Tuttavia, la bolla ha bisogno di un altro elemento per diventare tale: gli interessi. Gli interessi sono, de facto, un premio per la rinuncia alla liquidità, ossia soldi aggiunti che ancora non ci sono e che potrebbero non esserci. Nella higher education americana gli interessi hanno avuto il loro maggior impatto sui prestiti, creando un debito cumulativo di oltre ottocento miliardi di dollari.[6]

Prestiti, interessi e debiti

Prima di avventurarci nel meandro del sistema creditizio universitario statunitense sarebbe utile descrivere velocemente un sistema di prestiti che (più o meno) funziona: quello britannico.

 

A otto anni dall’Higher Education Act del 2004, il governo britannico ha deciso di triplicare il limite massimo delle rette universitarie, portandolo a £9,000. Nonostante le diverse proteste da parte degli studenti, va tenuto in conto che il governo concede prestiti fino a £5,555 (£7,751 per chi studia a Londra), ossia oltre metà della retta annua massima. Il rimborso del prestito avviene gradualmente e non comincia fino a che il richiedente (laureato o meno) avrà a disposizione un reddito annuo di almeno £21,000. È però probabile che in tempi di crisi prolungata, una parte degli studenti possa non essere in grado di ripagare il prestito, poiché impossibilitata a (o incapace di) raggiungere il reddito minimo richiesto.
Ciononostante, il sistema britannico è molto più sostenibile di quello statunitense, descritto qui di seguito.

 

Come già accennato all’inizio dell’articolo, il governo federale di Washington non sostiene direttamente l’educazione superiore, ma lo fa attraverso prestiti e concessioni. Esistono tre tipi di prestito governativi. I “federal direct loans”, prestiti diretti federali, come gli Stafford Loans, che possono essere sovvenzionati (privi di interesse fino al primo pagamento) o meno; i “federal PLUS loans”, diretti ai genitori dello studente; e i Perkins Loans, prestiti a basso interesse per studenti in particolari difficoltà finanziarie. Esistono anche crediti che passano attraverso istituti finanziari privati, a tassi solitamente più alti, ma più facilmente reperibili.
Il governo può anche fare concessioni, attraverso borse di studio (che non devono essere rimborsate) come i Pell Grants e i Federal Supplemental Educational Opportunity Grants (FSEOG), da un minimo di $100 a un massimo di $5,730. Un ammontare, questo, comunque inferiore alla metà della retta universitaria media.

 

Il rimborso del prestito inizia solitamente tra i sei e i nove mesi dopo la graduation.
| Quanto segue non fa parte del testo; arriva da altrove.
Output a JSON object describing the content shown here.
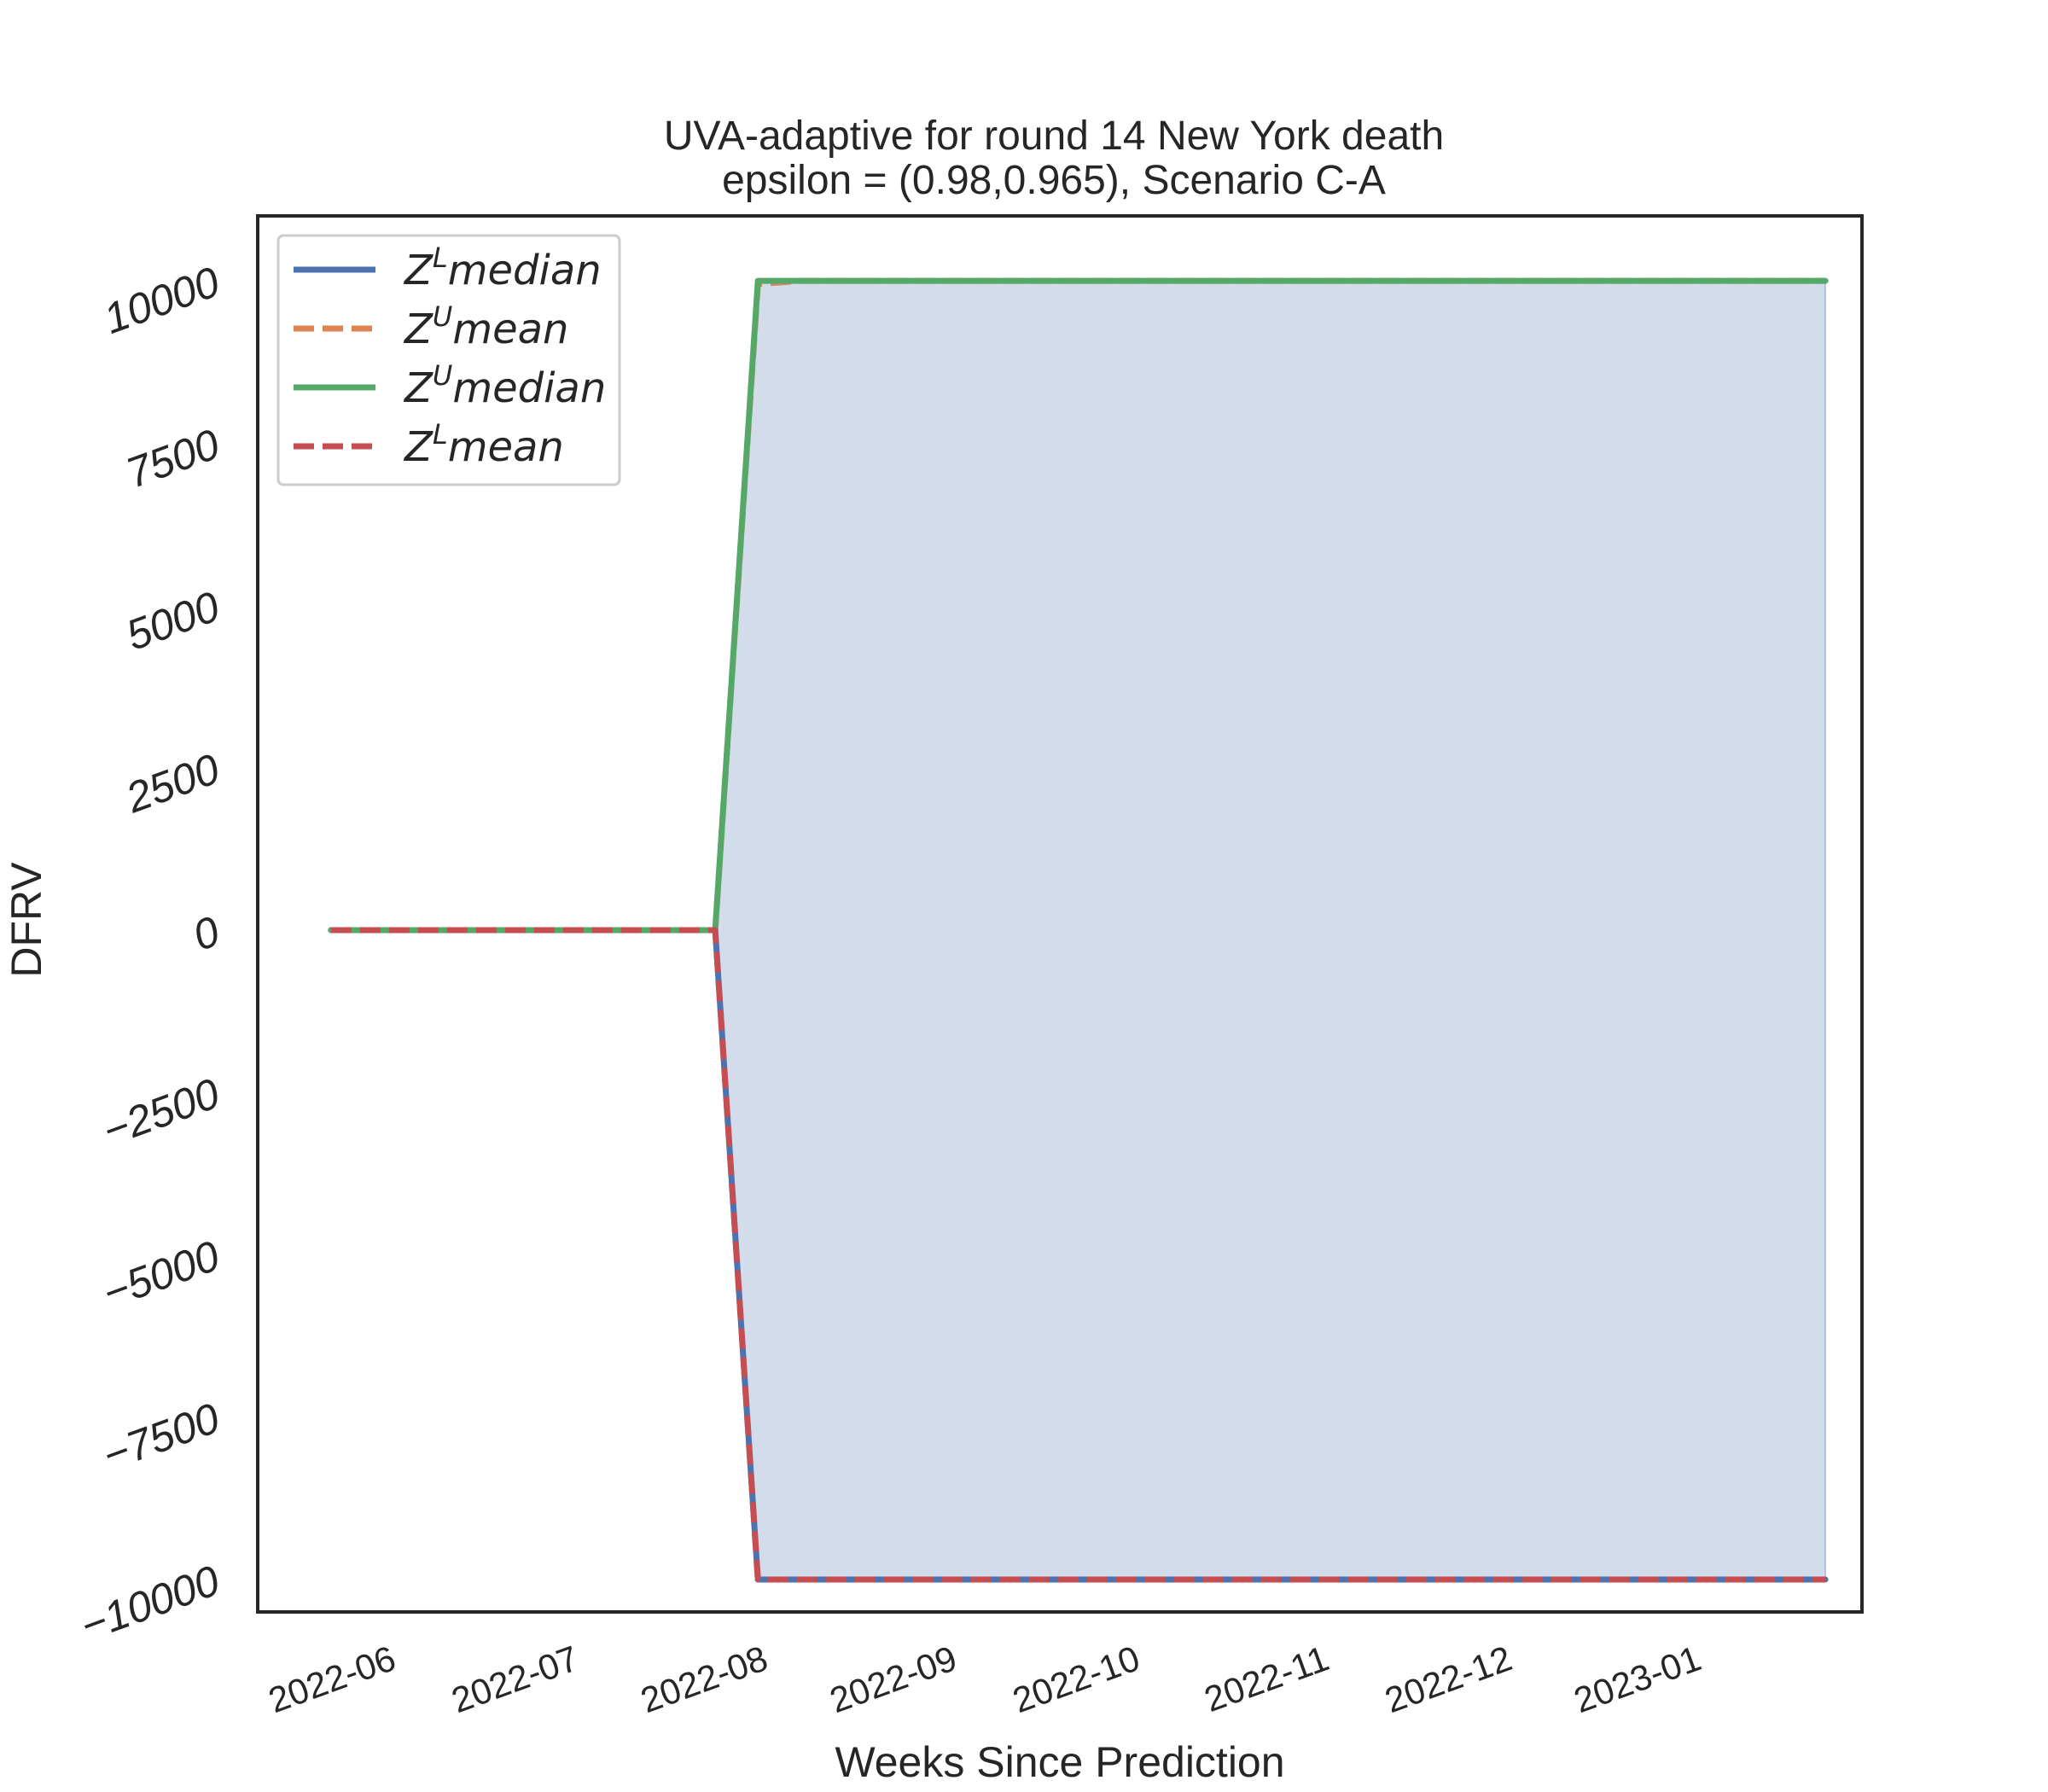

Nel caso dei direct loans, ad esempio, lo studente può scegliere di ripagarlo in quattro modi: in 10 anni con un minimo di $50 al mese, a seconda della mole del prestito; tra i 12 e i 30 anni, con un minimo di $50 al mese (probabilmente a tassi superiori); tra i 12 e i 30 anni, pagato gradualmente (piccole cifre all’inizio e cifre sempre più alte dopo) con una cifra massima di 1.5 volte di quanto lo studente avrebbe pagato sotto il piano decennale; in base al reddito familiare (se dopo 25 anni il debito non è completamente pagato, il resto del debito è estinto).
In caso di impossibilità a ripagare il debito (eccetto il caso appena menzionato), lo studente può: essere portato a giudizio, il che comporta spese aggiuntive per pagarsi l’avvocato; essere costretto a ripagare il debito (garnishing wages); vedersi il proprio credit score[7] abbassato; diventare ineleggibile per ulteriori aiuti finanziari negli studi.

 

Con le nuove leggi, infatti, dichiarare bancarotta è molto più difficile. Negli anni passati i prestiti erano senza collaterale (garanzia), e l’accesso al credito risultava troppo facile, rendendo imprudenti i richiedenti denaro, e portando a gonfiare la bolla dei prestiti universitari. Oggi uno studente, per dichiarare bancarotta, deve soddisfare tre criteri: se costretto a ripagare, deve dimostrare di non essere in grado di mantenere uno standard di vita minimo (nel 2013 la soglia di povertà per un individuo sotto i 65 anni senza figli a carico era di $12,119[8]); ci deve essere l’evidenza che le difficoltà economiche dell’individuo possono continuare per un periodo di tempo significativo; lo studente deve aver fatto tutto il possibile bona fide per ripagare il debito prima di dichiarare bancarotta.

 

Nel corso degli anni, il Congresso ha più volte tentato di alleggerire il fardello dei costi attraverso aiuti federali sotto forma di nuovi grants o prestiti federali,[9] espansioni di credito e limitazioni sul rimborso[10] e deduzioni fiscali.[11]
Come mostra il grafico 9, negli ultimi venti anni i tassi di interessi hanno subito diverse variazioni, con un massimo di 8.19% del 2000-01 e un minimo di 3.37% nel 2004-05. Tra il 2007 e il 2012 i tassi di interesse sovvenzionati e quelli non sovvenzionati hanno preso strade diverse, con i secondi fissati a 6.8% e i primi lasciati variare a seconda dell’andamento economico.[12]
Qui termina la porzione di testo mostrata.